Now unchained, Rua’fo gets to go to his original plan of, “Let’s nuke ‘em all,” and starts to fire up the collector. Picard finally gets through to Rua’fo’s right hand man, whose starting to have doubts about wiping out his countrymen. With the help of Rua’fo’s right hand man, Picard takes control of the Son’a ship, and traps Rua’fo and his crew on the holodeck ship. Of course, this infuriates Rua’fo, and he decides to beam over to the collector and re-activate manually. Picard beams over to stop Rua’fo, they have a battle all throughout the complex while the timer ticks down, but Picard manages to sabotage everything, defeat Rua’fo, and is beamed to safety just in time by the Enterprise, who have returned from illuminated the Federation and the project has been shut down.

The Ba’ku return to their village, the Son’a and Ba’ku finally being talking about a reconciliation, Picard vows to Anij that he’ll come back on his next shore leave, and the adventure continues.
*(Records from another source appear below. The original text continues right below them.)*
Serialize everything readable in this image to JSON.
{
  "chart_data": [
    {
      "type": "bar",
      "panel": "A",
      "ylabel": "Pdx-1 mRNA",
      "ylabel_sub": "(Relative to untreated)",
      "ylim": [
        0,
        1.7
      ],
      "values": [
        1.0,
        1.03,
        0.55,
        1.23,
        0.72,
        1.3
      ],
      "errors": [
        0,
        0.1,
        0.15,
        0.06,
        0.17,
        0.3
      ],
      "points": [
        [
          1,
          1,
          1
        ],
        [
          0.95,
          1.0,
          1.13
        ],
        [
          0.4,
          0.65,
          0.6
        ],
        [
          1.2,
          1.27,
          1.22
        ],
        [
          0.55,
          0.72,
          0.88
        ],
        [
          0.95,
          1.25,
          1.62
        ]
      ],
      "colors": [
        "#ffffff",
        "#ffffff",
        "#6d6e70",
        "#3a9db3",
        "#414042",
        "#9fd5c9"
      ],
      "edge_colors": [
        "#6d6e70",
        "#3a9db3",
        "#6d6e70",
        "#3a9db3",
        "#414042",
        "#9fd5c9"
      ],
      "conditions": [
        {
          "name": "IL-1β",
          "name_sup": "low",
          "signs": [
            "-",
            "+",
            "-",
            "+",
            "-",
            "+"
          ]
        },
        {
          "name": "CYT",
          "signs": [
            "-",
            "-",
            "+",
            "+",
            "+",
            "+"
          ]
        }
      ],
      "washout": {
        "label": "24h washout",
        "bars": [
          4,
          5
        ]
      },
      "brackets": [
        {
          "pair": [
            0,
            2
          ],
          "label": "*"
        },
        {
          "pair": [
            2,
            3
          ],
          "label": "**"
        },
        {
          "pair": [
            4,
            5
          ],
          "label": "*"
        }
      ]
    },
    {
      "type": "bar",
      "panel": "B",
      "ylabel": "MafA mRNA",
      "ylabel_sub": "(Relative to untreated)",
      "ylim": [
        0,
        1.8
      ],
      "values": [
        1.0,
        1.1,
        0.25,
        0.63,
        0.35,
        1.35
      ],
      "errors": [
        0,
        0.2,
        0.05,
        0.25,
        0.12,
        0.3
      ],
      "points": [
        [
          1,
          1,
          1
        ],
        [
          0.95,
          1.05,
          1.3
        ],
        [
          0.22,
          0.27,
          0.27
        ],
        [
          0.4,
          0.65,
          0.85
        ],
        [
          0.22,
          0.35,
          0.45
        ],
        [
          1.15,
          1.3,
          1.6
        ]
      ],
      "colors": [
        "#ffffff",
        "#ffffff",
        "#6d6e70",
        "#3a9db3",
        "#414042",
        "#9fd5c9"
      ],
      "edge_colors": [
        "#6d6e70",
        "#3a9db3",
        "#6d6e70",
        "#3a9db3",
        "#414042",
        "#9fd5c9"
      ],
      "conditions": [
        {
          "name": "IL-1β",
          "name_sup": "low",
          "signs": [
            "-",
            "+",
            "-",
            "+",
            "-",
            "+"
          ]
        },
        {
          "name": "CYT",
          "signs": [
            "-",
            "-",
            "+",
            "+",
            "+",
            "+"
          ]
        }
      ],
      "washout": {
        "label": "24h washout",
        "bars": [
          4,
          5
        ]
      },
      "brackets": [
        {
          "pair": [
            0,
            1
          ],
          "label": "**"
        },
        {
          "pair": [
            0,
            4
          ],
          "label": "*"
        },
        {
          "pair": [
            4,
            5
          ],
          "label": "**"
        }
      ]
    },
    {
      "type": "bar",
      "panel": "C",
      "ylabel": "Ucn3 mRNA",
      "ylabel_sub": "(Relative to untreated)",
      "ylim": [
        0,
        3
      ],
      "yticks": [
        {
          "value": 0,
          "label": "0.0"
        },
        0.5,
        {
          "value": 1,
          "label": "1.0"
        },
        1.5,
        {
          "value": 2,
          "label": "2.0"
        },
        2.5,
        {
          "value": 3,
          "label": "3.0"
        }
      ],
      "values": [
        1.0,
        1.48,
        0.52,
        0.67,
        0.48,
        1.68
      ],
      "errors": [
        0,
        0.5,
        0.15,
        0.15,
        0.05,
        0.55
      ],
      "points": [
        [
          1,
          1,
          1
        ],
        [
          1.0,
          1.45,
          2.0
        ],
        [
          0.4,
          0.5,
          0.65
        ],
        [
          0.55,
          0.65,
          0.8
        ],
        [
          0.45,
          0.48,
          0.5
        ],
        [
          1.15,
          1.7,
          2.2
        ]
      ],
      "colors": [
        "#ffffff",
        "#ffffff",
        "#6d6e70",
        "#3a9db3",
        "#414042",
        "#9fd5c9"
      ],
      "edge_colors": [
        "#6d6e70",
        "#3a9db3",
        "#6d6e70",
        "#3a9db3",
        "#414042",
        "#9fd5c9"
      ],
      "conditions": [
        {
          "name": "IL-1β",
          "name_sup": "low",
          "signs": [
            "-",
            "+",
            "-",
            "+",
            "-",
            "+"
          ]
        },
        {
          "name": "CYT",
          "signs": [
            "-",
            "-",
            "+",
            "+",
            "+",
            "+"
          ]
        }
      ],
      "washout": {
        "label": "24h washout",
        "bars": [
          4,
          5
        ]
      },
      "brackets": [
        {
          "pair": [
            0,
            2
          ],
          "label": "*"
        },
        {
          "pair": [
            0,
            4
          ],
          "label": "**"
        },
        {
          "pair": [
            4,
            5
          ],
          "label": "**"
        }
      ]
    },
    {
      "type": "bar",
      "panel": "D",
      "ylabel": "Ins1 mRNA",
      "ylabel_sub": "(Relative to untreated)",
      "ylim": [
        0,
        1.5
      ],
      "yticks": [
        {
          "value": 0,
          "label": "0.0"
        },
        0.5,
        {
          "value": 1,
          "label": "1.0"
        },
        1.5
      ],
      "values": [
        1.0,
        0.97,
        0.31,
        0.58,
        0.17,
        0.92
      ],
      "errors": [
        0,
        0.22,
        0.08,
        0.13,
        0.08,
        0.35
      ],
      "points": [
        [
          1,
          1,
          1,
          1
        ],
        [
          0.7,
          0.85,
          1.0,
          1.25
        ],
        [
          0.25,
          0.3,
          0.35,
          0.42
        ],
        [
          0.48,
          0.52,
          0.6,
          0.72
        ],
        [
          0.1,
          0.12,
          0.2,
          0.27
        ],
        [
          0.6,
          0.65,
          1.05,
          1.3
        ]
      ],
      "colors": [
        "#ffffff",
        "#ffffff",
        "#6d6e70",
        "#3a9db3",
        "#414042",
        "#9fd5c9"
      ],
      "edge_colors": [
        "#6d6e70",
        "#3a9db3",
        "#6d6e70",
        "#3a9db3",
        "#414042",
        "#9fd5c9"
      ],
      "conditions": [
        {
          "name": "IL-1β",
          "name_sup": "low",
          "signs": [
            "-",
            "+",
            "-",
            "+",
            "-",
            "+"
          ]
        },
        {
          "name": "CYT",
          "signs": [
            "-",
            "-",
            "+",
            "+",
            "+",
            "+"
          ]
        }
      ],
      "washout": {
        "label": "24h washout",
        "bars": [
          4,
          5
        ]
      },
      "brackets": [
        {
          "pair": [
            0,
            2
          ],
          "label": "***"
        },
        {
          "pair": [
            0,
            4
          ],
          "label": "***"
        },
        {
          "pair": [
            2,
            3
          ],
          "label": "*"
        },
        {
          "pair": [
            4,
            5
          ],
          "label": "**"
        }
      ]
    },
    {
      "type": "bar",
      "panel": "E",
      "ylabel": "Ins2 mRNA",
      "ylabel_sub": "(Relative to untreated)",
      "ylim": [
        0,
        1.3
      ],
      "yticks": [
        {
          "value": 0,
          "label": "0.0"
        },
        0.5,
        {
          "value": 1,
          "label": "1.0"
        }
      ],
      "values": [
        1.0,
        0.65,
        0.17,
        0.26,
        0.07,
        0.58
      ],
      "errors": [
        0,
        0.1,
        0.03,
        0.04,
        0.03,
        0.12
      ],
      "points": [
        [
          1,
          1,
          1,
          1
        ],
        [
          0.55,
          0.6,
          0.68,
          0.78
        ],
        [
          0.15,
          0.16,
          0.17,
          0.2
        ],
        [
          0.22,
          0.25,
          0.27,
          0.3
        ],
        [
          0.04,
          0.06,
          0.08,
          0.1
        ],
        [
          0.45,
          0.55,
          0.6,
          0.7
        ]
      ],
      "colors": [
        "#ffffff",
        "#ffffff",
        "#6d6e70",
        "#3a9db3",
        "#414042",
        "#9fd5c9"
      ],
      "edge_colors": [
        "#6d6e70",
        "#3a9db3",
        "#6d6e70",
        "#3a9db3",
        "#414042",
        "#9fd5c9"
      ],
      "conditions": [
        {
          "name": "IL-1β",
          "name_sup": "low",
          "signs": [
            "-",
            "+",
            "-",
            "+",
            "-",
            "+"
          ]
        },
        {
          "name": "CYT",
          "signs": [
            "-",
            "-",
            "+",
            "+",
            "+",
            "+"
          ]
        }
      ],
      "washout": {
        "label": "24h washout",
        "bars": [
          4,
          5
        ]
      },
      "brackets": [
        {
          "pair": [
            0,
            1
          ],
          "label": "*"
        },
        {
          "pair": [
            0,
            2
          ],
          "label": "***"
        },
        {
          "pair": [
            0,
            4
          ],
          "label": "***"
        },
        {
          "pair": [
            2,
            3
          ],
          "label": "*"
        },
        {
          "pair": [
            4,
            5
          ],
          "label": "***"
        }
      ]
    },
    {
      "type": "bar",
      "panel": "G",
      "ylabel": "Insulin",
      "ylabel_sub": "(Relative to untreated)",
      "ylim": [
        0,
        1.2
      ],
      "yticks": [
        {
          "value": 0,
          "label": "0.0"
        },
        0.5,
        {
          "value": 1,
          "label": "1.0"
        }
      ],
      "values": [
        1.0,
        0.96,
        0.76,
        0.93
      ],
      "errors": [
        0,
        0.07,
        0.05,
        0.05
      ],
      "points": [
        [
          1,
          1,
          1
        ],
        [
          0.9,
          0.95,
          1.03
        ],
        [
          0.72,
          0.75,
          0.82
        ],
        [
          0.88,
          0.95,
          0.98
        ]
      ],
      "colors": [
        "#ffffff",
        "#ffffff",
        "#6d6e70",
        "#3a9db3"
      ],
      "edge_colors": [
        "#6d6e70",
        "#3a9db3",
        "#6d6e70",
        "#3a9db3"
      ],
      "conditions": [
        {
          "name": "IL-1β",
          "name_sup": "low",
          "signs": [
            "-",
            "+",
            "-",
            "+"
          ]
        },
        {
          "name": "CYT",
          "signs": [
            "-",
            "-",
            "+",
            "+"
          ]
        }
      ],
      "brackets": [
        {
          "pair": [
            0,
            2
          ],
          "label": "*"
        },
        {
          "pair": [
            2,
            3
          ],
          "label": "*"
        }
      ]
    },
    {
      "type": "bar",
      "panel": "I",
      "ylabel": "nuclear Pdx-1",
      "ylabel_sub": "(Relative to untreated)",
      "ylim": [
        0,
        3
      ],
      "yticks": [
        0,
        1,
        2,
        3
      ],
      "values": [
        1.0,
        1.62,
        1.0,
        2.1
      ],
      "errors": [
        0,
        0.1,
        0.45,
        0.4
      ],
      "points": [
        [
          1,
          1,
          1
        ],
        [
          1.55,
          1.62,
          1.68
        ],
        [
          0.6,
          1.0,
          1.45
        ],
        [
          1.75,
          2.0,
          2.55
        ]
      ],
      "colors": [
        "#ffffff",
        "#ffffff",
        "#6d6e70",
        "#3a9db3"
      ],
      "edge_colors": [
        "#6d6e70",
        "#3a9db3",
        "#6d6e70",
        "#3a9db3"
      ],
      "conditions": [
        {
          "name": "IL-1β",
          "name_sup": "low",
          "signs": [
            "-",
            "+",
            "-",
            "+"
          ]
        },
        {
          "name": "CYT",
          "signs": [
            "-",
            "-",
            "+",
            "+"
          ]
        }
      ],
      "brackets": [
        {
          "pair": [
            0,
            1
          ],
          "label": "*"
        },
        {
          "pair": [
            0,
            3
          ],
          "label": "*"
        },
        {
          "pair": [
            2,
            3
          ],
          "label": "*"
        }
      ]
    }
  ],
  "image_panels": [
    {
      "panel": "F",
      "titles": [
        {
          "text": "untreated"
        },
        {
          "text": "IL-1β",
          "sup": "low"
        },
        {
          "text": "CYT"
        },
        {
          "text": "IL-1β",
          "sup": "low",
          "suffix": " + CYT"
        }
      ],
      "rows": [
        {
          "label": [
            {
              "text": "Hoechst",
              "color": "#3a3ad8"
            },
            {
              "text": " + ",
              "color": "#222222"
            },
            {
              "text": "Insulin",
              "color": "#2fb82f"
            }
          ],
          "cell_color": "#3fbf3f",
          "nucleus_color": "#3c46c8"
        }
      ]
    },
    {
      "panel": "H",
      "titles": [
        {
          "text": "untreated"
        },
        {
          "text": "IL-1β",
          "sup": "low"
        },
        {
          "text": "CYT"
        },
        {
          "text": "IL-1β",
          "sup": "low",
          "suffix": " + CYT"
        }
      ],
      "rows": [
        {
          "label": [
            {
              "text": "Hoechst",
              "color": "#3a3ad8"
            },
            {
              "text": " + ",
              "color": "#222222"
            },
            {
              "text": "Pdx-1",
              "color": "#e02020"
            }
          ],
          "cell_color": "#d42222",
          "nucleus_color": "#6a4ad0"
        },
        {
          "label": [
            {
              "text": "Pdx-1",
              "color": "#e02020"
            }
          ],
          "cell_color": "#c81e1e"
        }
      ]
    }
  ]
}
Actually, because my friends were so eager for this film, I do remember all the obsessing over it, and therefore, I know a lot of the deleted scenes. I was so thrilled to get the 2-disc special edition and see them. There was one scene where Riker and Troi go to the ship’s library to research the Son’a and Ba’ku and get all frisky, only to be shushed by the librarian. I remember that because I had a friend who had the Star Trek Insurrection trading cards and got an autographed card of the librarian. There was Rua’fo’s original death, where he’d get away in an escape pod, but the overdose of regenerative radiation causes him to grow younger and younger until he fades from existence. And Quark’s cameo! Quark from Deep Space Nine was originally going to have a cameo. At the end, he was just going to pop up and announce that word about the planet’s regenerative effects have reached the general public, and he’s going to open a luxury spa on the Ba’ku planet. The Ba’ku tell him to fuck off, and the Enterprise crew goes, “Oh, Quark!” and rolls their eyes. It was cut because the scene felt awkward and forced. It was so awkward and forced, it didn’t even make the DVD’s deleted scenes.

But that’s Insurrection. I guess its biggest crime is it’s just so bland. There’s nothing really memorable about it, or sticks out, it just is. I originally said Star Trek Generations was the worst offender for the Next Generation films for feeling like a 2-hour special episode, but I hereby give that title to Insurrection.

But as bland as it was, it wasn’t disappointing. It didn’t give me huge expectations, only to pull the rug out from under me so thoroughly. That special honour goes to the next one on the list, Star Trek Nemesis.